Advertisement

Friends of the Earth : Smaller Crowds, Limited Goals Prevail at Celebration of Planet

Share
SPECIAL TO THE TIMES

It ain’t easy being green. Earth Day celebrants may profess to take showers in less than a minute, faithfully separate plastic milk jugs from their paper trash or brag that they canceled their junk mail 20 years ago.

But everyone has his limits, some Ventura County residents admitted at the Land by the Sea Fair at Channel Islands National Park on Saturday.

“Everything man touches he destroys,” said Giovanni Panciera, a 47-year-old artist who smoked a cigarette as he lamented the nation’s polluted waterways and overdeveloped lands. “I think new values should be set on all of humanity.”

Advertisement

What about on smoking? It’s a personal choice, Panciera said, adding that Saddam Hussein’s blazing oil fields in Kuwait pollute more air than one Marlboro man.

Greg Pinkerton, a construction worker who always recycles his family’s trash, admitted that he feels guilty about his four-hour daily commute.

“I feel I’m doing something against all this,” he said, gesturing toward a myriad of booths hailing environmentally safe products. “I walk through here and think a lot about it. But right now I’m just trying to survive . . . trying to make my house payments.”

“If I quit my job and was totally for the environment and didn’t drive my car anymore, who would feed us?
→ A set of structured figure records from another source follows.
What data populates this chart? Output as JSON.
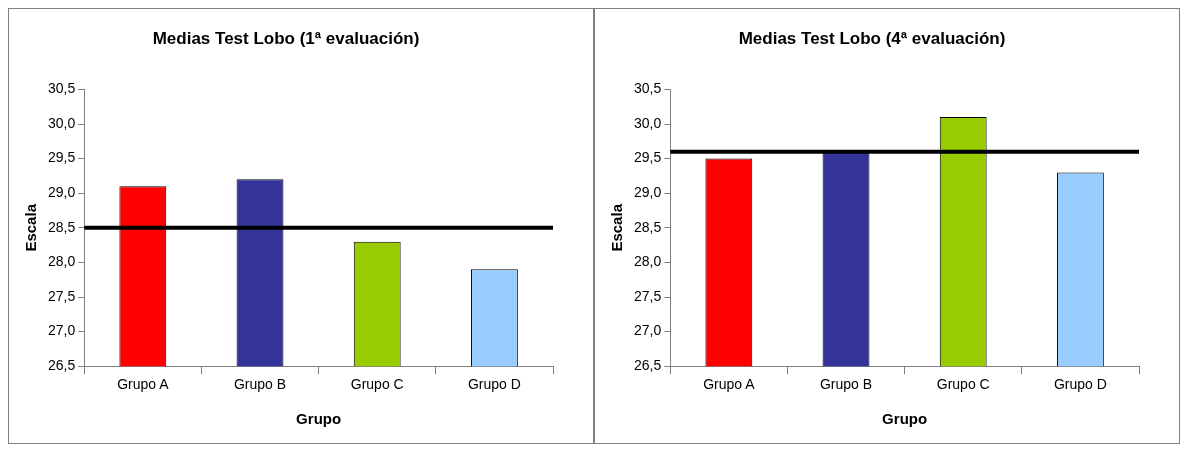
{
  "chart_data": [
    {
      "type": "bar",
      "title": "Medias Test Lobo (1ª evaluación)",
      "xlabel": "Grupo",
      "ylabel": "Escala",
      "categories": [
        "Grupo A",
        "Grupo B",
        "Grupo C",
        "Grupo D"
      ],
      "values": [
        29.1,
        29.2,
        28.3,
        27.9
      ],
      "colors": [
        "#ff0000",
        "#333399",
        "#99cc00",
        "#99ccff"
      ],
      "ylim": [
        26.5,
        30.5
      ],
      "yticks": [
        {
          "value": 26.5,
          "label": "26,5"
        },
        {
          "value": 27,
          "label": "27,0"
        },
        {
          "value": 27.5,
          "label": "27,5"
        },
        {
          "value": 28,
          "label": "28,0"
        },
        {
          "value": 28.5,
          "label": "28,5"
        },
        {
          "value": 29,
          "label": "29,0"
        },
        {
          "value": 29.5,
          "label": "29,5"
        },
        {
          "value": 30,
          "label": "30,0"
        },
        {
          "value": 30.5,
          "label": "30,5"
        }
      ],
      "grid": false,
      "legend": false,
      "ref_lines": [
        {
          "axis": "y",
          "value": 28.5,
          "color": "#000000"
        }
      ]
    },
    {
      "type": "bar",
      "title": "Medias Test Lobo (4ª evaluación)",
      "xlabel": "Grupo",
      "ylabel": "Escala",
      "categories": [
        "Grupo A",
        "Grupo B",
        "Grupo C",
        "Grupo D"
      ],
      "values": [
        29.5,
        29.6,
        30.1,
        29.3
      ],
      "colors": [
        "#ff0000",
        "#333399",
        "#99cc00",
        "#99ccff"
      ],
      "ylim": [
        26.5,
        30.5
      ],
      "yticks": [
        {
          "value": 26.5,
          "label": "26,5"
        },
        {
          "value": 27,
          "label": "27,0"
        },
        {
          "value": 27.5,
          "label": "27,5"
        },
        {
          "value": 28,
          "label": "28,0"
        },
        {
          "value": 28.5,
          "label": "28,5"
        },
        {
          "value": 29,
          "label": "29,0"
        },
        {
          "value": 29.5,
          "label": "29,5"
        },
        {
          "value": 30,
          "label": "30,0"
        },
        {
          "value": 30.5,
          "label": "30,5"
        }
      ],
      "grid": false,
      "legend": false,
      "ref_lines": [
        {
          "axis": "y",
          "value": 29.6,
          "color": "#000000"
        }
      ]
    }
  ]
}
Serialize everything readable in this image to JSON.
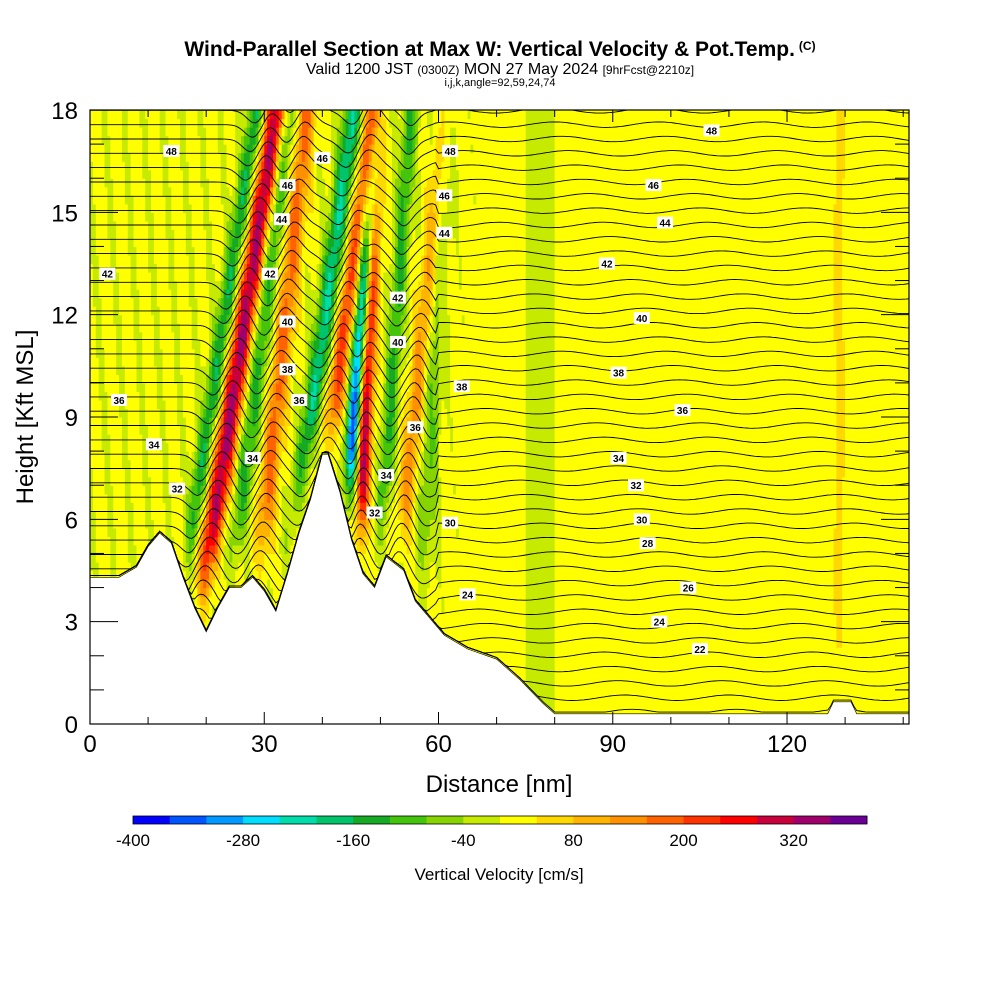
{
  "header": {
    "title": "Wind-Parallel Section at Max W: Vertical Velocity & Pot.Temp.",
    "title_tag": "(C)",
    "valid_prefix": "Valid 1200 JST",
    "valid_utc": "(0300Z)",
    "valid_date": "MON 27 May 2024",
    "forecast": "[9hrFcst@2210z]",
    "grid_info": "i,j,k,angle=92,59,24,74"
  },
  "chart_data": {
    "type": "heatmap",
    "xlabel": "Distance [nm]",
    "ylabel": "Height [Kft MSL]",
    "xlim": [
      0,
      141
    ],
    "ylim": [
      0,
      18
    ],
    "x_ticks": [
      0,
      30,
      60,
      90,
      120
    ],
    "y_ticks": [
      0,
      3,
      6,
      9,
      12,
      15,
      18
    ],
    "colorbar": {
      "label": "Vertical Velocity [cm/s]",
      "tick_labels": [
        "-400",
        "-280",
        "-160",
        "-40",
        "80",
        "200",
        "320"
      ],
      "tick_values": [
        -400,
        -280,
        -160,
        -40,
        80,
        200,
        320
      ],
      "range": [
        -400,
        400
      ],
      "colors": [
        "#0000ff",
        "#0055ff",
        "#0099ff",
        "#00ddff",
        "#00dcaa",
        "#00c46c",
        "#16aa24",
        "#44c40a",
        "#88d400",
        "#c6ea00",
        "#ffff00",
        "#ffd800",
        "#ffb400",
        "#ff9000",
        "#ff6200",
        "#ff3200",
        "#ff0000",
        "#c8003c",
        "#a0006c",
        "#6a0096"
      ]
    },
    "terrain": [
      {
        "x": 0,
        "h": 4.3
      },
      {
        "x": 5,
        "h": 4.3
      },
      {
        "x": 8,
        "h": 4.6
      },
      {
        "x": 10,
        "h": 5.2
      },
      {
        "x": 12,
        "h": 5.6
      },
      {
        "x": 14,
        "h": 5.3
      },
      {
        "x": 16,
        "h": 4.3
      },
      {
        "x": 18,
        "h": 3.4
      },
      {
        "x": 20,
        "h": 2.7
      },
      {
        "x": 22,
        "h": 3.4
      },
      {
        "x": 24,
        "h": 4.0
      },
      {
        "x": 26,
        "h": 4.0
      },
      {
        "x": 28,
        "h": 4.3
      },
      {
        "x": 30,
        "h": 3.9
      },
      {
        "x": 32,
        "h": 3.3
      },
      {
        "x": 34,
        "h": 4.4
      },
      {
        "x": 36,
        "h": 5.6
      },
      {
        "x": 38,
        "h": 6.6
      },
      {
        "x": 40,
        "h": 7.9
      },
      {
        "x": 41,
        "h": 7.9
      },
      {
        "x": 43,
        "h": 6.8
      },
      {
        "x": 45,
        "h": 5.4
      },
      {
        "x": 47,
        "h": 4.4
      },
      {
        "x": 49,
        "h": 4.0
      },
      {
        "x": 51,
        "h": 4.9
      },
      {
        "x": 54,
        "h": 4.5
      },
      {
        "x": 56,
        "h": 3.6
      },
      {
        "x": 58,
        "h": 3.2
      },
      {
        "x": 61,
        "h": 2.6
      },
      {
        "x": 65,
        "h": 2.2
      },
      {
        "x": 70,
        "h": 1.9
      },
      {
        "x": 74,
        "h": 1.3
      },
      {
        "x": 78,
        "h": 0.6
      },
      {
        "x": 80,
        "h": 0.3
      },
      {
        "x": 127,
        "h": 0.3
      },
      {
        "x": 128,
        "h": 0.65
      },
      {
        "x": 131,
        "h": 0.65
      },
      {
        "x": 132,
        "h": 0.3
      },
      {
        "x": 141,
        "h": 0.3
      }
    ],
    "updrafts": [
      {
        "x": 16.0,
        "amp": 330,
        "tilt": 0.9,
        "width": 1.9
      },
      {
        "x": 26.5,
        "amp": 170,
        "tilt": 0.6,
        "width": 1.6
      },
      {
        "x": 34.5,
        "amp": 210,
        "tilt": 0.8,
        "width": 1.6
      },
      {
        "x": 45.0,
        "amp": 340,
        "tilt": 0.25,
        "width": 1.3
      },
      {
        "x": 50.5,
        "amp": 140,
        "tilt": 0.6,
        "width": 1.5
      },
      {
        "x": 129.0,
        "amp": 100,
        "tilt": 0.0,
        "width": 1.0
      }
    ],
    "downdrafts": [
      {
        "x": 12.5,
        "amp": -170,
        "tilt": 0.9,
        "width": 1.5
      },
      {
        "x": 21.5,
        "amp": -150,
        "tilt": 0.7,
        "width": 1.7
      },
      {
        "x": 31.0,
        "amp": -210,
        "tilt": 0.8,
        "width": 1.7
      },
      {
        "x": 41.5,
        "amp": -390,
        "tilt": 0.45,
        "width": 1.3
      },
      {
        "x": 48.0,
        "amp": -140,
        "tilt": 0.4,
        "width": 1.3
      },
      {
        "x": 56.0,
        "amp": -90,
        "tilt": 0.3,
        "width": 1.8
      }
    ],
    "contour_labels": [
      {
        "x": 14,
        "y": 16.8,
        "label": "48"
      },
      {
        "x": 62,
        "y": 16.8,
        "label": "48"
      },
      {
        "x": 107,
        "y": 17.4,
        "label": "48"
      },
      {
        "x": 40,
        "y": 16.6,
        "label": "46"
      },
      {
        "x": 97,
        "y": 15.8,
        "label": "46"
      },
      {
        "x": 61,
        "y": 15.5,
        "label": "46"
      },
      {
        "x": 34,
        "y": 15.8,
        "label": "46"
      },
      {
        "x": 33,
        "y": 14.8,
        "label": "44"
      },
      {
        "x": 61,
        "y": 14.4,
        "label": "44"
      },
      {
        "x": 99,
        "y": 14.7,
        "label": "44"
      },
      {
        "x": 3,
        "y": 13.2,
        "label": "42"
      },
      {
        "x": 31,
        "y": 13.2,
        "label": "42"
      },
      {
        "x": 53,
        "y": 12.5,
        "label": "42"
      },
      {
        "x": 89,
        "y": 13.5,
        "label": "42"
      },
      {
        "x": 34,
        "y": 11.8,
        "label": "40"
      },
      {
        "x": 53,
        "y": 11.2,
        "label": "40"
      },
      {
        "x": 95,
        "y": 11.9,
        "label": "40"
      },
      {
        "x": 34,
        "y": 10.4,
        "label": "38"
      },
      {
        "x": 64,
        "y": 9.9,
        "label": "38"
      },
      {
        "x": 91,
        "y": 10.3,
        "label": "38"
      },
      {
        "x": 5,
        "y": 9.5,
        "label": "36"
      },
      {
        "x": 36,
        "y": 9.5,
        "label": "36"
      },
      {
        "x": 56,
        "y": 8.7,
        "label": "36"
      },
      {
        "x": 102,
        "y": 9.2,
        "label": "36"
      },
      {
        "x": 11,
        "y": 8.2,
        "label": "34"
      },
      {
        "x": 28,
        "y": 7.8,
        "label": "34"
      },
      {
        "x": 51,
        "y": 7.3,
        "label": "34"
      },
      {
        "x": 91,
        "y": 7.8,
        "label": "34"
      },
      {
        "x": 15,
        "y": 6.9,
        "label": "32"
      },
      {
        "x": 49,
        "y": 6.2,
        "label": "32"
      },
      {
        "x": 94,
        "y": 7.0,
        "label": "32"
      },
      {
        "x": 62,
        "y": 5.9,
        "label": "30"
      },
      {
        "x": 95,
        "y": 6.0,
        "label": "30"
      },
      {
        "x": 96,
        "y": 5.3,
        "label": "28"
      },
      {
        "x": 103,
        "y": 4.0,
        "label": "26"
      },
      {
        "x": 65,
        "y": 3.8,
        "label": "24"
      },
      {
        "x": 98,
        "y": 3.0,
        "label": "24"
      },
      {
        "x": 105,
        "y": 2.2,
        "label": "22"
      }
    ]
  }
}
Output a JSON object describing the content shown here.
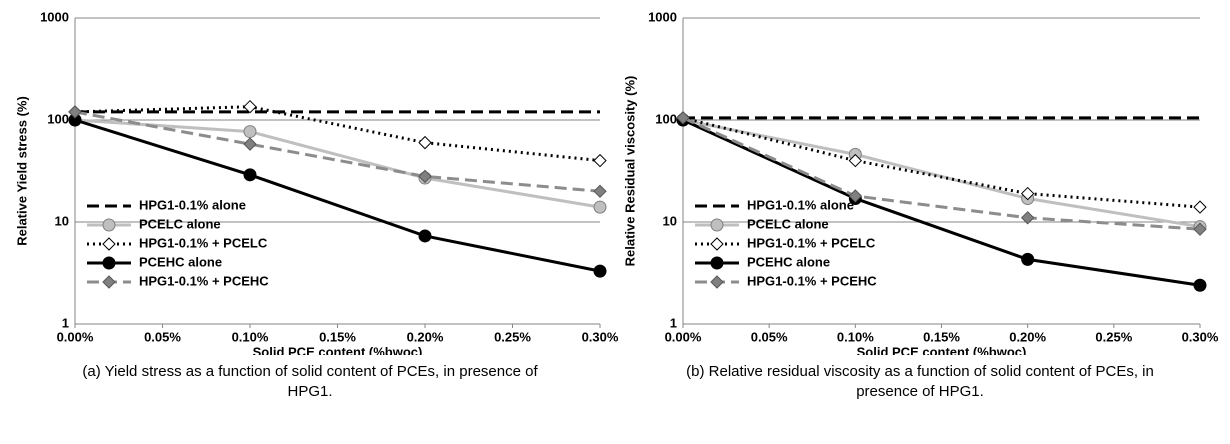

Where would we sleep?” asked Pinkerton, 33.

A year ago, on the 20th anniversary of Earth Day, the Land by the Sea Fair attracted more than 15,000 people. This year, organizers in Ventura expected a crowd only a third that size. And without the help of the city this year, groups had a difficult time even funding the event, said Heidi Whitman, a member of the Ventura County Environmental and Energy Education Council, the event’s main sponsor.

“Last year it was a mass-media event and they had remotes from Africa and everything,” Whitman said. This year there has been less hype and “a lot of people who are not interested in the environment forget.”

Advertisement

Merchants tried to encourage fair-goers to take up new habits, such as switching from disposable to cloth diapers or riding the bus to work.

But using alternate energy sources or mass transportation can be difficult for an individual without support from industry and government, some said.

“You have to start with the government . . . and get a funding source,” said Hugh A. McTernan, who was displaying solar products that included a stove run on energy from the sun. “I’d have trouble affording some of the things that I sell.”

Recycling seemed to be fair-goers’ most frequently acknowledged contribution to aiding the planet. It’s simpler now for people to do their part separating aluminum cans from discarded newspapers because the marketplace and area cities have begun to accommodate them, said Kitty Dill, who works with the Ventura County Sanitation District.

She said she was heartened by the turnout. They may have attended “to see the entertainment. It may be to have their children participate in the environmental crafts. But they’re here. . . . I like to think they’re the vanguard of those who aren’t. I like to think the glass is half full and not half empty.”

The 21st anniversary of Earth Day is Monday, but events are scheduled throughout the next few weeks. Today a celebration at Cal Lutheran University in Thousand Oaks will include an eco-marketplace, an art show, car emissions testing and entertainment. Also today, an observance with nature walks, a panel discussion on the environment, storytelling and California Indian music will be held at Satwiwa Native American Cultural Center in Newbury Park.

Advertisement

Elsewhere in the county Saturday, school and community groups planted trees and attended nature walks in honor of the Earth.

In Simi Valley, the Rancho Simi Recreation and Park District and a group called the Arroyo Simi Aquatic Protection Committee organized about 75 people to clean the rubbish from the flood control channel as a means of protecting the snowy egrets and other wildlife living there.

Three Brownie and Girl Scout troops joined Supervisor Vicky Howard, park district employees and other residents in pulling garbage--including plastic bags, a license plate, a piece of pipe and a shopping cart--from a three-mile stretch of the Arroyo Simi between Sycamore Drive and Madera Road.

“Hey, there’s a plant over here,” said Amanda Soltis, an 8-year-old Simi Valley girl, pointing to a green leaf sprouting from the ground.

“I haven’t seen any neat little plants down here,” she said. “I don’t think they live because the water looks polluted.”

In her home, Amanda said, cleaning up the Earth is easy.

“We put all the trash in the trash can and we don’t throw it on the ground,” she said.